La situation est préoccupante car le plan d’action du gouvernement adopté en septembre 2021, ayant pour objectif de travailler à économiser 6 MTEP soit 10% de la consommation énergétique nationale actuelle et de déployer 15.000 MW de capacité à base d’énergies renouvelables d’ici 2035, a besoin d’être mis en œuvre de manière vigoureuse et soutenue pour agir sur la demande d’énergie, économiser du gaz naturel pour l’exporter et lui substituer les énergies renouvelables au niveau local. La mise en place d’un ministère dédié à la Transition énergétique et des énergies renouvelables qui en est l’exécutant, a été une décision que nous avons saluée.
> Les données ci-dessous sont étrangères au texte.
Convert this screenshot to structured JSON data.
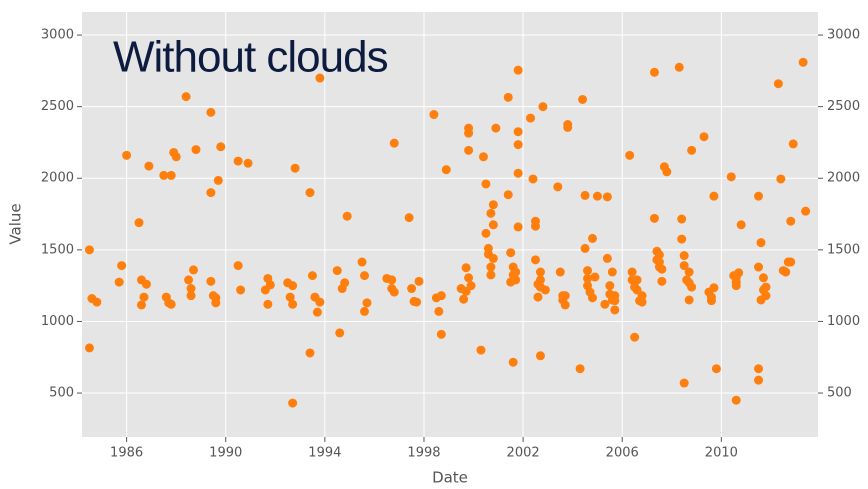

La transition énergétique est une œuvre de longue haleine et on ne peut voir les premiers résultats probants que dans quelques années. Néanmoins, les actions phares annoncées doivent être mises en œuvre, comme celle de lancer le programme de 1000 MW afin de créer les conditions pour le rétablissement de la confiance vis-à-vis des institutions de l’Etat, de donner de la visibilité aux industriels et aux investisseurs pour faciliter aussi la création d’emplois, d’inciter à l’innovation et à investir dans la recherche et le développement. Cela aura un effet positif pour retenir les talents locaux et inciter les membres de la diaspora à venir participer à ce challenge qui doit nous permettre de faire une transition énergétique équilibrée au profit de notre pays.
Quelles seraient les conditions minimales pour que notre pays puisse rejoindre le concert des grandes nations en termes d’énergies solaires, et comment passer d’un échec chronique au succès «possible»?
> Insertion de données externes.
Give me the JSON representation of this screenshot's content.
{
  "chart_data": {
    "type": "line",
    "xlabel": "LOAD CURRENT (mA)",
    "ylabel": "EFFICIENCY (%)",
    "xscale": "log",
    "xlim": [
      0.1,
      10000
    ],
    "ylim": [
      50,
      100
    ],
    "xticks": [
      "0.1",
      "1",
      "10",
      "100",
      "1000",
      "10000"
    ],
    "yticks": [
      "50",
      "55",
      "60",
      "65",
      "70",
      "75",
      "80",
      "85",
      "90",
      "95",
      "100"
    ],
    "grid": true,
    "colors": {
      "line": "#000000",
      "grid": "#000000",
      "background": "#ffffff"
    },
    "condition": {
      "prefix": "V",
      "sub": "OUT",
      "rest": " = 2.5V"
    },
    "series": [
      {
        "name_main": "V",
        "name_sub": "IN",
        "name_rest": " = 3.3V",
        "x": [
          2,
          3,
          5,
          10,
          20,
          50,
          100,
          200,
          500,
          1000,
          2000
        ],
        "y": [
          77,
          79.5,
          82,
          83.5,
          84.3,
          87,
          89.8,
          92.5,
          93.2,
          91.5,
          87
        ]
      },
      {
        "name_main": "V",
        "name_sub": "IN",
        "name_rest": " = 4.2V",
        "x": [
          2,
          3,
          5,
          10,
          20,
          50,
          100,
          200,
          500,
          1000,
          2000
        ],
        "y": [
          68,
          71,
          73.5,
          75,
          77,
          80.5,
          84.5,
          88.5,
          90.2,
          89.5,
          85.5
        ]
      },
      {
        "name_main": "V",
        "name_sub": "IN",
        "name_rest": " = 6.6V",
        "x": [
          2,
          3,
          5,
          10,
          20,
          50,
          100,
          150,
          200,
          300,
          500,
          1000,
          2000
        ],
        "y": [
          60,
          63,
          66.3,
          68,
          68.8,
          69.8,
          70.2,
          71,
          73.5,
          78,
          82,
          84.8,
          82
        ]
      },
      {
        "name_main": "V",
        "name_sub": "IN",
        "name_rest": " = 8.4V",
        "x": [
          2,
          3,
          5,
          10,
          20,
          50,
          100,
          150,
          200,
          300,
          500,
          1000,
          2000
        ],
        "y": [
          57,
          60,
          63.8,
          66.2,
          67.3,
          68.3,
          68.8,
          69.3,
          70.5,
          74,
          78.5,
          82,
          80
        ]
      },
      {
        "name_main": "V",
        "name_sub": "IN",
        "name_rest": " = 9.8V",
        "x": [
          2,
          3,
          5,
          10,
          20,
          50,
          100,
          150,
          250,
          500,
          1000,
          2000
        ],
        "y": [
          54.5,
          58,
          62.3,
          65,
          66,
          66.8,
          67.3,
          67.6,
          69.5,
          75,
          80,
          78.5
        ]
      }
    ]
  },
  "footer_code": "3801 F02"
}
Il faut commencer par mettre en œuvre ce qui a été décidé et arrêté dans le plan d’action du gouvernement, en commençant par lancer le programme de 1000 MW. Il faut veiller à la transparence du processus, intégrer le contenu local dans les achats de produits et services, former les équipes destinées à gérer le programme, celles destinées à exécuter le programme, mettre en place un financement de type «project finance» avec des conditions conformes à celles qui existent à l’échelle internationale. Il faut aussi solliciter l’assistance technique pour réussir ce premier round. Il faut accepter de se remettre en cause et corriger sa copie en fonction des résultats de ce premier round. Et lancer les autres tranches du programme à des intervalles réguliers. C’est la seule recette en mesure de donner des satisfactions et de rendre possible le déploiement d’un programme des énergies renouvelables dans notre pays.